Aseptically Processed Dehydrated Human Amnion/Chorion Allografts Restores Type II Diabetic Cell-Mediated Granulation, Angiogenesis and Epithelialization Activities that Support Wound Healing
Chronic wound environments are complicated by an imbalance of signaling cues that compromise cell function. Moreover, diabetic wounds are characterized by elevated levels of pro-inflammatory cytokines and proteases, impaired extracellular matrix (ECM) proteins and growth factors, which culminate in decreased cell attachment/proliferation, migration and production of new ECM and growth factors, compared to normal wounds. Amniotic membranes serve as a scaffold foundation that contains inherent biochemical factors that can facilitate the wound healing process. We have previously reported that aseptically processed dehydrated human amnion/chorion allografts (dHACA) support granulation and remodeling activities through the promotion of cell proliferation, new matrix production and migration.

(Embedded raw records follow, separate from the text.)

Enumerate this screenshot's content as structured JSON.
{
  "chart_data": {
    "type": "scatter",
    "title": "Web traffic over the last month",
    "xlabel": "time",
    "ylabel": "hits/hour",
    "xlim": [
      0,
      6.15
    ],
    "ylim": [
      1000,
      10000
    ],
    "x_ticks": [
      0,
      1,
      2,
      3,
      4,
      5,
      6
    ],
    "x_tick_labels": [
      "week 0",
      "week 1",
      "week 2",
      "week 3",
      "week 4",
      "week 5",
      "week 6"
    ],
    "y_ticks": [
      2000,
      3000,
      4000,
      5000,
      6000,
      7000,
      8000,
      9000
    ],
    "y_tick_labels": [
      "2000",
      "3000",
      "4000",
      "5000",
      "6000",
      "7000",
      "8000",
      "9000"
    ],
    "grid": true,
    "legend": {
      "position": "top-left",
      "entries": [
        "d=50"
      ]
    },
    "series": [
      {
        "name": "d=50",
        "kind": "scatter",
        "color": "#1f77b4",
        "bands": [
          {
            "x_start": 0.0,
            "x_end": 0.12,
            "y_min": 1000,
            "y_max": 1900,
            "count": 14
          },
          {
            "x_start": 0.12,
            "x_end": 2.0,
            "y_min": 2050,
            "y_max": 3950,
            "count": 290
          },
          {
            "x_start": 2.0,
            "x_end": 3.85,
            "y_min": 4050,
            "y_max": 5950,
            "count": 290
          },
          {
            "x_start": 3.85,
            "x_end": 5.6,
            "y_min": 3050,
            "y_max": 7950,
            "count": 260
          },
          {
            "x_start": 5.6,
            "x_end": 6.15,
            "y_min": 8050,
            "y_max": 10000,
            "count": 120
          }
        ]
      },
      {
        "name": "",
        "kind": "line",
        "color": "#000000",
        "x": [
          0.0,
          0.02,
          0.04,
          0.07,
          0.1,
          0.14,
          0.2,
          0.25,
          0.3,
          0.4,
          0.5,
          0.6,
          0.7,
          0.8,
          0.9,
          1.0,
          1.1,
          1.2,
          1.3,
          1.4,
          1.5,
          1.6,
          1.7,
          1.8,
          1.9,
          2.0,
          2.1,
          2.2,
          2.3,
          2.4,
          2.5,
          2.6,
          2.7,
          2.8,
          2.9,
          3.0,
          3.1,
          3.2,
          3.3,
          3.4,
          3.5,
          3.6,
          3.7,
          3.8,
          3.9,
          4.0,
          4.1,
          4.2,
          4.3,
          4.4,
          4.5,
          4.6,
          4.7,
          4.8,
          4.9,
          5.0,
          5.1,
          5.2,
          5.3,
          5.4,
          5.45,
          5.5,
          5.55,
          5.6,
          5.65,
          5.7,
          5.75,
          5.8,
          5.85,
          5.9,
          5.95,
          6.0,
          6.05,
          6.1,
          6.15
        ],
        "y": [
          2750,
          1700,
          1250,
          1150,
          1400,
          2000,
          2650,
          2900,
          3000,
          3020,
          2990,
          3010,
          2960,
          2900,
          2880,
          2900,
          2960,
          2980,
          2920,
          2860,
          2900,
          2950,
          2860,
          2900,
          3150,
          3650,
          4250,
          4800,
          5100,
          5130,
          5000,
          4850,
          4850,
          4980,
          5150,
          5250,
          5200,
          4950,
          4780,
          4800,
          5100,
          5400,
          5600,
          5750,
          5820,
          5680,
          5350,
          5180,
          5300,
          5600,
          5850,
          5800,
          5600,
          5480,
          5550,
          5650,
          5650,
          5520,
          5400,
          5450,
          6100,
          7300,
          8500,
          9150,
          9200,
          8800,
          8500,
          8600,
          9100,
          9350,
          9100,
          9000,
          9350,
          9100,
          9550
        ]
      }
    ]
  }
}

The goal of this study was to investigate the cellular behavior and functionality of Type II human diabetic fibroblasts, endothelial cells and keratinocytes compared to normal human cells in the presence of aseptically processed dHACA. Diabetic cells were cultured on dHACA and evaluation of cell attachment/proliferation and secretion of new matrix and growth factors were evaluated over time through assays, confocal microscopy and histology. The results demonstrated that the cellular responsiveness of the diabetic cells was facilitated by dHACA. Observations included diabetic fibroblasts secreting angiogenic growth factors and new matrix proteins that are essential for the healing process, at levels similar to normal fibroblasts. Diabetic endothelial cells exhibited comparable tube-network formation along with secretion of functional proteins. Diabetic keratinocytes displayed greater migration upon exposure to dHACA compared to the control (basal media) and secreted new matrix proteins that constitute the basement membrane, at similar levels to normal keratinocytes.
In summary, the inherent preserved biological factors that are prevalent in aseptically-processed dehydrated amnion/chorion allografts, support wound healing activities by restoring functional diabetic cell behavior. Furthermore; they can shift a chronic diabetic microenvironment to a normal wound setting, allowing for the facilitation of wound closure.